La vie marche par cycle de sept ans, bien sûr, cette année là, en abordant le deuxième de ces cycles, je n'en suis pas vraiment consciente, et je veux bien croire ce qu'on m'en dit, accepter les responsabilités qui vont avec cet axiome que j'entends, j'en suis certaine, de part et d'autre. J'ai un sourire édenté et une coupe au carré qui me va toujours aussi bien, et je suis populaire.

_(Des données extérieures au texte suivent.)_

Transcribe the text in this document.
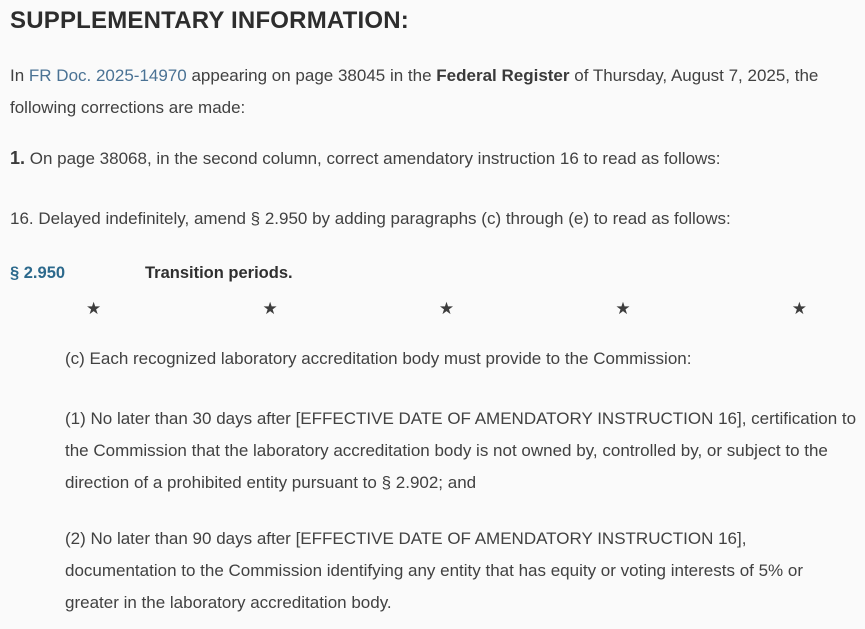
SUPPLEMENTARY INFORMATION:

In FR Doc. 2025-14970 appearing on page 38045 in the Federal Register of Thursday, August 7, 2025, the following corrections are made:

1. On page 38068, in the second column, correct amendatory instruction 16 to read as follows:

16. Delayed indefinitely, amend § 2.950 by adding paragraphs (c) through (e) to read as follows:

§ 2.950	Transition periods.
★	★	★	★	★

(c) Each recognized laboratory accreditation body must provide to the Commission:

(1) No later than 30 days after [EFFECTIVE DATE OF AMENDATORY INSTRUCTION 16], certification to the Commission that the laboratory accreditation body is not owned by, controlled by, or subject to the direction of a prohibited entity pursuant to § 2.902; and

(2) No later than 90 days after [EFFECTIVE DATE OF AMENDATORY INSTRUCTION 16], documentation to the Commission identifying any entity that has equity or voting interests of 5% or greater in the laboratory accreditation body.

Mes amies Marie-Claude ou Patricia sont d'un autre milieu social, mais je ne m'en aperçois pas, ce n'est que bien plus tard que je recollerai les morceaux de la conscience, cependant je suis intimement persuadée que notre amitié aura joué un rôle fondamental dans mes porte-à-faux avec les rôles auxquels me destine mon milieu d'origine. Je suis bien avec elles, nous jouons ou bavardons exactement comme si nous étions des soeurs, et même si cela me traverse l'esprit, je ne crois pas que je pose mes questions tout haut, à savoir pourquoi je ne gravirai jamais les sept étages qui mènent chez Marie-Claude, tout auréolée qu'elle soit de sa parenté immédiate avec un coureur cycliste très en vogue en son temps.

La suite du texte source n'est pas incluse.